Projet de loi de lutte contre le terrorisme et le blanchiment d’argent: Les jeunes experts comptables exprime leurs réserves sur le plafond des transactions en espèces

Ces réserves concernent la réduction du plafond actuel des transactions en espèces de 5 mille dinars à 500 dinars par jour.

Zoubeir Souissi / Reuters

L’Association des Jeunes Experts Comptables de Tunisie (AJECT) a exprimé son refus de certaines mesures contenues dans le projet de loi relatif à la lutte contre le terrorisme et le blanchiment d’argent, surtout au niveau de la réduction du plafond actuel des transactions en espèces de 5 mille dinars à 500 dinars par jour.

Elle a corroboré ce refus par la faible affiliation des citoyens dans le système bancaire, la détérioration de la confiance en le système de chèques et le manque de mécanismes efficaces pour l’impulsion à l’adoption des moyens bancaires, outre l’augmentation continue de l’inflation.

L’association a souligné, jeudi, dans un communiqué, que l’élargissement du domaine d’adaptation des crimes de blanchiment d’argent à travers l’annulation de la condition de la soumission de ces crimes à une peine d’emprisonnement minimale de trois ans actuellement, à tous les crimes est une intensification des peines non justifiée, ce qui peut mener à sanctionner des actes de bien moindre danger n’ayant aucun lien avec les crimes terroristes et le blanchiment d’argent. 

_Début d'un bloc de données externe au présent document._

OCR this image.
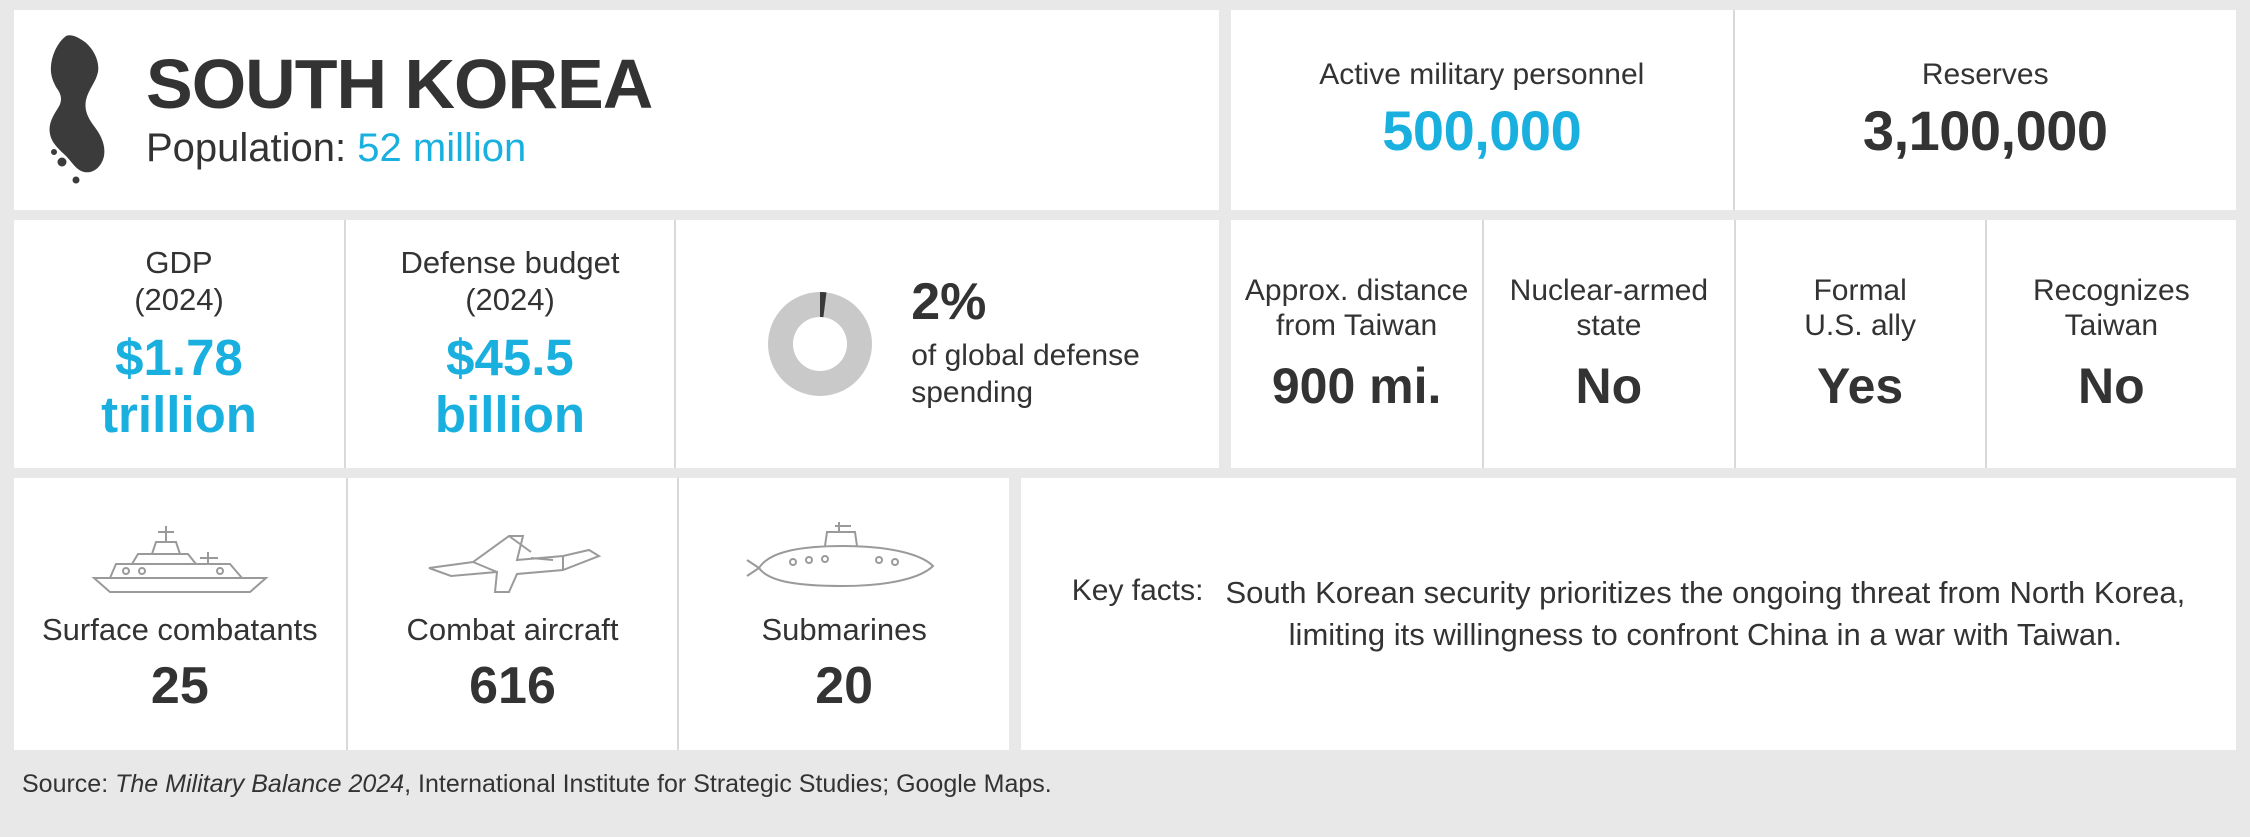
SOUTH KOREA
Population: 52 million
Active military personnel
500,000
Reserves
3,100,000
GDP
(2024)
$1.78
trillion
Defense budget
(2024)
$45.5
billion
2%
of global defense
spending
Approx. distance
from Taiwan
900 mi.
Nuclear-armed
state
No
Formal
U.S. ally
Yes
Recognizes
Taiwan
No
Surface combatants
25
Combat aircraft
616
Submarines
20
Key facts: South Korean security prioritizes the ongoing threat from North Korea,
limiting its willingness to confront China in a war with Taiwan.
Source: The Military Balance 2024, International Institute for Strategic Studies; Google Maps.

L’AJECT a mis en garde contre les résultats pervers que cette mesure pourrait engendrer, tel qu’un entassement des dossiers auprès des systèmes de contrôle judiciaire, au lieu d’une concentration sur les dossiers chauds, selon le même communiqué.

Elle a fait observer que les mesures contenues dans le projet de loi sur la lutte contre le terrorisme et le blanchiment d’argent peuvent alourdir les tâches des experts-comptables et le reste des métiers libres, rendant par conséquent ces mesures “inapplicables”.

L’association a proposé de préserver le plafond actuel des transactions en espèces de 5 mille dinars conformément aux dispositions de la loi des finances 2019, recommandant d’accorder aux associations un plafond spécifique de 500 dinars dans leurs transactions en espèces par jour, comme stipulé dans le décret-loi n°88 de l’année 2011 organisant les associations.

Elle a appelé les autorités concernées à accélérer l’instauration des systèmes et mécanismes efficaces visant à limiter les transactions en espèces et à généraliser l’utilisation des moyens bancaires à toutes les transactions financières.